Palliative Care Principles Can Guide Care for COVID-19 Patients

Palliative care principles should guide the care that COVID-19 patients receive, according to the authors of a recent editorial in the Journal of Cardiopulmonary and Acute Care. 

Core aspects of palliative care can provide a foundation for responding to a COVID patient’s needs, including alleviation of symptoms, multidisciplinary teams, patient-centered care, and support for patients’ families.

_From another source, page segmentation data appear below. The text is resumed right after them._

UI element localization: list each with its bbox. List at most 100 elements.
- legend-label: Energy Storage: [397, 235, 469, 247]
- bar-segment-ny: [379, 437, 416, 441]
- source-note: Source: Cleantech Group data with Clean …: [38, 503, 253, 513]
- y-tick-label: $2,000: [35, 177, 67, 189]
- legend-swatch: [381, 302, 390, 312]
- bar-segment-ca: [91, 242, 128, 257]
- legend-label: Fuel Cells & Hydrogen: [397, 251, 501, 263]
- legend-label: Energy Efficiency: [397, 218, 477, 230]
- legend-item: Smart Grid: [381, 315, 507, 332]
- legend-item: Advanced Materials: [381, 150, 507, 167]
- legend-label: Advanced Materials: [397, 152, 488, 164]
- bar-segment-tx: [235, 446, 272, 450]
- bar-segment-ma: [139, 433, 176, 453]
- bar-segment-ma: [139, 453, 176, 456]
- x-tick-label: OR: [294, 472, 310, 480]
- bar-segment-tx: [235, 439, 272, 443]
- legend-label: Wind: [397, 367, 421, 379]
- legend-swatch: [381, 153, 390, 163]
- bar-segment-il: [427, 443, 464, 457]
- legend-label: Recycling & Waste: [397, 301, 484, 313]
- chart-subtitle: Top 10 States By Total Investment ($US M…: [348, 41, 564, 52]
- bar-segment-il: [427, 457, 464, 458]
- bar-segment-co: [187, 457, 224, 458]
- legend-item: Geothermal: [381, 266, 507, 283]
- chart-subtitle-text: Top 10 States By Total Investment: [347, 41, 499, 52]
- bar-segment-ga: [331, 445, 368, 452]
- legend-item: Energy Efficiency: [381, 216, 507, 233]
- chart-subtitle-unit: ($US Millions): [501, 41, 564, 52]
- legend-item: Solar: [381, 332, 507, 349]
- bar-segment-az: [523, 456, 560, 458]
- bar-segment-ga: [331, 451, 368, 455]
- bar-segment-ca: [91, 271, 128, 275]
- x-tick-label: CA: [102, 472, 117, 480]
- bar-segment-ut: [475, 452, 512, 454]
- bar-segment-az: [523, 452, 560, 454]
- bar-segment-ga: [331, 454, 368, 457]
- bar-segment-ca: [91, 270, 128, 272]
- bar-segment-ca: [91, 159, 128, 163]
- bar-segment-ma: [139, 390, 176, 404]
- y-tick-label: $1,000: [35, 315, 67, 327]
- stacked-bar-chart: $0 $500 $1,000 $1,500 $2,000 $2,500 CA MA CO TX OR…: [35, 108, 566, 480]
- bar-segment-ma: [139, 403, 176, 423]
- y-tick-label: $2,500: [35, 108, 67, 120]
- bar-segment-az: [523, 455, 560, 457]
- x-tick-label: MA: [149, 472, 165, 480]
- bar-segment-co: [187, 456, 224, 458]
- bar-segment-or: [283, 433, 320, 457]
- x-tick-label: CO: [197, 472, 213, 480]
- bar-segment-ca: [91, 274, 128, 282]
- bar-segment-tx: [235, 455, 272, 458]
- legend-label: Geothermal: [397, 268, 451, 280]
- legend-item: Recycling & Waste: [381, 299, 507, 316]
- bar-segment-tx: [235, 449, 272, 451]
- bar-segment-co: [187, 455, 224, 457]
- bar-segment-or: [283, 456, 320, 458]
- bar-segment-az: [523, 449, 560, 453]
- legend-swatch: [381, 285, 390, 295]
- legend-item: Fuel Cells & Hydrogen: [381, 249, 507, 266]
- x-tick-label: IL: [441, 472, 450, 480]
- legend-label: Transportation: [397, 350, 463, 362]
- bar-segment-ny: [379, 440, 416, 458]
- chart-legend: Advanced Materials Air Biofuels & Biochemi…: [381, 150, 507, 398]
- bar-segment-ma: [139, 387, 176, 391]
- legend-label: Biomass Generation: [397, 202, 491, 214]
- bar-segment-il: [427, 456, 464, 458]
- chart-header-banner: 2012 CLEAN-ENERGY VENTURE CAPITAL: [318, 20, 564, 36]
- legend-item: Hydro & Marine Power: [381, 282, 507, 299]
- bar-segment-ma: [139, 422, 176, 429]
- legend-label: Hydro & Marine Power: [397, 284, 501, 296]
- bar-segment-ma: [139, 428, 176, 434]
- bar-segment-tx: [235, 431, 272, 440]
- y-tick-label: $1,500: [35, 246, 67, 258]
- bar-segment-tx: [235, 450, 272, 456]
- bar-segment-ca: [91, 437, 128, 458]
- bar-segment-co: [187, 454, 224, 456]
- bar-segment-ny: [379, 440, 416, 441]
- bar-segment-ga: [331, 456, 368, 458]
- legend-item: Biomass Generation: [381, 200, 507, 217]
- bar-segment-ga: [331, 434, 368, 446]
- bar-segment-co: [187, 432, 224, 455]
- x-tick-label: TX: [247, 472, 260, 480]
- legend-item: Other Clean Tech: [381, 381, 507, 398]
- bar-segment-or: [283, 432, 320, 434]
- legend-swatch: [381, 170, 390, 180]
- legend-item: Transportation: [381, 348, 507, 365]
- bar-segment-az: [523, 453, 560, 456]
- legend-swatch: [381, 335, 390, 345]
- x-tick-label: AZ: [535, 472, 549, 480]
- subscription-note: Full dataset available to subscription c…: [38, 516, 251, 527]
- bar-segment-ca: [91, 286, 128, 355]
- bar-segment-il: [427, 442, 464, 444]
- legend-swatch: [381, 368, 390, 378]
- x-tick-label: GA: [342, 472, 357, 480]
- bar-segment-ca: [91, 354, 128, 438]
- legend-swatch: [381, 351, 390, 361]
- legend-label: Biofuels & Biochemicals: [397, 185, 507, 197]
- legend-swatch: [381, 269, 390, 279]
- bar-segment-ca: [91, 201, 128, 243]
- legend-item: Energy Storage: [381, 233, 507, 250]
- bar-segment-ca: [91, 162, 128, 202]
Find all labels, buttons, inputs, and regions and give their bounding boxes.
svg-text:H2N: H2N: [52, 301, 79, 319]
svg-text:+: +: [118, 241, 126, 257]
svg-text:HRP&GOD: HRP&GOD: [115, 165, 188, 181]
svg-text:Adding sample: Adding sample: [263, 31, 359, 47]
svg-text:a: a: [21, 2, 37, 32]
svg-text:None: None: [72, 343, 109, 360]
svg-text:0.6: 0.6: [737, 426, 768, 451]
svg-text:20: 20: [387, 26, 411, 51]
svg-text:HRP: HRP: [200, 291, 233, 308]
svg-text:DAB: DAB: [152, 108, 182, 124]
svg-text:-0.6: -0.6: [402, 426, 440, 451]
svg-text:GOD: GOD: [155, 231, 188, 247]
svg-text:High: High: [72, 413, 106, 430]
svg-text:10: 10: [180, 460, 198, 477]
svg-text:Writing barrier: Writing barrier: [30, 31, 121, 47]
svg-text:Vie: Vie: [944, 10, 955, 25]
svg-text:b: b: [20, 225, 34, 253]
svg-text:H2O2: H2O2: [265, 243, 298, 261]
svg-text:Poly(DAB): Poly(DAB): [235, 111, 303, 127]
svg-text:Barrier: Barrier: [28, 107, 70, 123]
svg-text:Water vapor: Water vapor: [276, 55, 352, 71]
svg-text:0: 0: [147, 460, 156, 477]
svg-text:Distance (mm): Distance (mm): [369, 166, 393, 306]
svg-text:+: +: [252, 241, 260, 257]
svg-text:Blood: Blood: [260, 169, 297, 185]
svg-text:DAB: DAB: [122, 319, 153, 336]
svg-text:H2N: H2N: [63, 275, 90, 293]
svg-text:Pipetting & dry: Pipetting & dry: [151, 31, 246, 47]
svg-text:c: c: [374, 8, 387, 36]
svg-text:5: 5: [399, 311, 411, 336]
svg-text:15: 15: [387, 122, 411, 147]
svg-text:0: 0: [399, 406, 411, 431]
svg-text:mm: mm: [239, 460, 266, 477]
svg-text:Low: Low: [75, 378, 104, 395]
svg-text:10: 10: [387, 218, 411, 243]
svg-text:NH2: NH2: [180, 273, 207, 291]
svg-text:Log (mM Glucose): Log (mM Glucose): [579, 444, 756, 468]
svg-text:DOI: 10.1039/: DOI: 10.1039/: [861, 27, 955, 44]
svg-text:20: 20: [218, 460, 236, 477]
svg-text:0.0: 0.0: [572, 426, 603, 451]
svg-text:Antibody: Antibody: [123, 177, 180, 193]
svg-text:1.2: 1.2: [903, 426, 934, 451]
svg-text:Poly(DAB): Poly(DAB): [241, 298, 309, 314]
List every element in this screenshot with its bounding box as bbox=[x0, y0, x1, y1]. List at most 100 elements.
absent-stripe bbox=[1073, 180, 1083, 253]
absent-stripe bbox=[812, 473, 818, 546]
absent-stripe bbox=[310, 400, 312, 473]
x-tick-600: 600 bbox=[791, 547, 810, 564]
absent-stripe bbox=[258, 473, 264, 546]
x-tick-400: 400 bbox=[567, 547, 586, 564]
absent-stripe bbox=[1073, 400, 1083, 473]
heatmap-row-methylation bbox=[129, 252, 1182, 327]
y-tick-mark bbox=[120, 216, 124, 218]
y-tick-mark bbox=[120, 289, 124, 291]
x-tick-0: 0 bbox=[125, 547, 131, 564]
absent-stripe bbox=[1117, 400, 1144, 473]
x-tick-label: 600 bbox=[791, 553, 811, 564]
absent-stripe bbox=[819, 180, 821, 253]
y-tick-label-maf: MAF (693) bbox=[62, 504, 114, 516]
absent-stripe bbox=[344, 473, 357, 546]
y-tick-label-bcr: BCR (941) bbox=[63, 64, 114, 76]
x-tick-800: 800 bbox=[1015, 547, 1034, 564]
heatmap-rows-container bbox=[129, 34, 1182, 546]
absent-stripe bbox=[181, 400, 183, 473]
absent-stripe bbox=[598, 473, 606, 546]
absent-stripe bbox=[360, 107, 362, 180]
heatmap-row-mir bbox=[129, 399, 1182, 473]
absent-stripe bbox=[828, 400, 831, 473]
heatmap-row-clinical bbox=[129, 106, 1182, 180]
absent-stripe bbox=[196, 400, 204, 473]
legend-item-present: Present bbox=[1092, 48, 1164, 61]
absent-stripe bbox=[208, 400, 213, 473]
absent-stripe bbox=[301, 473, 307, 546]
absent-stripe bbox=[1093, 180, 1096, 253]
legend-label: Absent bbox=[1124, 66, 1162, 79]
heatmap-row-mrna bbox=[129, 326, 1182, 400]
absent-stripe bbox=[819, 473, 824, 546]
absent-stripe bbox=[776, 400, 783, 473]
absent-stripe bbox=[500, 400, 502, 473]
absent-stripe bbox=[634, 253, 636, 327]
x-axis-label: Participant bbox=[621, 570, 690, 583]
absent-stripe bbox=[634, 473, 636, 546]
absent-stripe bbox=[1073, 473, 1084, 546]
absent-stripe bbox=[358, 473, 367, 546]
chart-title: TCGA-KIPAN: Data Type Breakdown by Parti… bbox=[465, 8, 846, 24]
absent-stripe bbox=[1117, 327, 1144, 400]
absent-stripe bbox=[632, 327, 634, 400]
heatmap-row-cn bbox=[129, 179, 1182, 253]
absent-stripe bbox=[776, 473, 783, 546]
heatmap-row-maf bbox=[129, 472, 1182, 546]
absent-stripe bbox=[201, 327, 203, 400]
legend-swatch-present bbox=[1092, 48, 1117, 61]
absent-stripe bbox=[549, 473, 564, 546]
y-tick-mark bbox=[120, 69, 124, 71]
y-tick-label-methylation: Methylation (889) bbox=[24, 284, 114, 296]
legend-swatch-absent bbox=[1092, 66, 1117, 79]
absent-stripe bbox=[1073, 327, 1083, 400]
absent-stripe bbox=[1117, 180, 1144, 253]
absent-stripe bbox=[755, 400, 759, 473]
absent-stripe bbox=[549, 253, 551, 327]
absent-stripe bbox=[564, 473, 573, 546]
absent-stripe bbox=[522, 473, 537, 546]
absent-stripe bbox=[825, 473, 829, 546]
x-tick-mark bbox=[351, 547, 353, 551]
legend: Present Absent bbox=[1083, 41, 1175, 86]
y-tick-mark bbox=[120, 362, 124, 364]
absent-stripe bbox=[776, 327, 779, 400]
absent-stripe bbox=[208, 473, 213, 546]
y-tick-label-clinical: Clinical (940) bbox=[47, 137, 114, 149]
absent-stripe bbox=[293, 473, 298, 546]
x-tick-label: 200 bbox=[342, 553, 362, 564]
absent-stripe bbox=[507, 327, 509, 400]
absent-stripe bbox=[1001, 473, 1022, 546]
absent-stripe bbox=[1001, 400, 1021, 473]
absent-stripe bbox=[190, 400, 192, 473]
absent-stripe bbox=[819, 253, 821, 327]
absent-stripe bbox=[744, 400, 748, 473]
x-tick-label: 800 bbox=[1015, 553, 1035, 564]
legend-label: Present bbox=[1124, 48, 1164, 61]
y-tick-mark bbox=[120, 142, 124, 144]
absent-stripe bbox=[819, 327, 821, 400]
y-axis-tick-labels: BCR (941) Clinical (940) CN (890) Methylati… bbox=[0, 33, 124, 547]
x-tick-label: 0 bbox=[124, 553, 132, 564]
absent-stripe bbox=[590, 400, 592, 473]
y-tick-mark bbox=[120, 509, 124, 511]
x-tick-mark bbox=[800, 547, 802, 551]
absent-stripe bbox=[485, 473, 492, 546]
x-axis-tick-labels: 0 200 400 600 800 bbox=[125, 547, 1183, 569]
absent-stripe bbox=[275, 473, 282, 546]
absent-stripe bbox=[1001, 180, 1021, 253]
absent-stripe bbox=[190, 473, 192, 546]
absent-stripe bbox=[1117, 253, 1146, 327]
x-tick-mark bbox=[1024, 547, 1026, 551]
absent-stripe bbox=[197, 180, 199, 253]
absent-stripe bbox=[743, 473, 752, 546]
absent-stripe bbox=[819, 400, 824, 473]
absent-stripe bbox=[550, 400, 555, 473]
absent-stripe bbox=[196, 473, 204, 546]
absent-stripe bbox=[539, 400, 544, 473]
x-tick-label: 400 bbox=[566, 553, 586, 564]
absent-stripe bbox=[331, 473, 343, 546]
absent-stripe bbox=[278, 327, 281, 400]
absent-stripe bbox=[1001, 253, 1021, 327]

“I think what the current pandemic has done is really brought to the forefront how important palliative care is in the care of patients. This has really emphasized the value of palliative care — both provided by specialty palliative care providers and also the central tenants of palliative care that can really be provided by any clinician,” said Shelli Feder, with the Yale University School of Nursing, a co-author of the study.


According to the U.S. Centers for Disease Control and Prevention (CDC), people at higher risk for severe illness and complications from COVID-19 are older adults and those with serious underlying medical and comorbid conditions such as cardiac illness, cancer, congestive heart failure, and pulmonary disease. Such diagnoses common among patients who have a high need for palliative care.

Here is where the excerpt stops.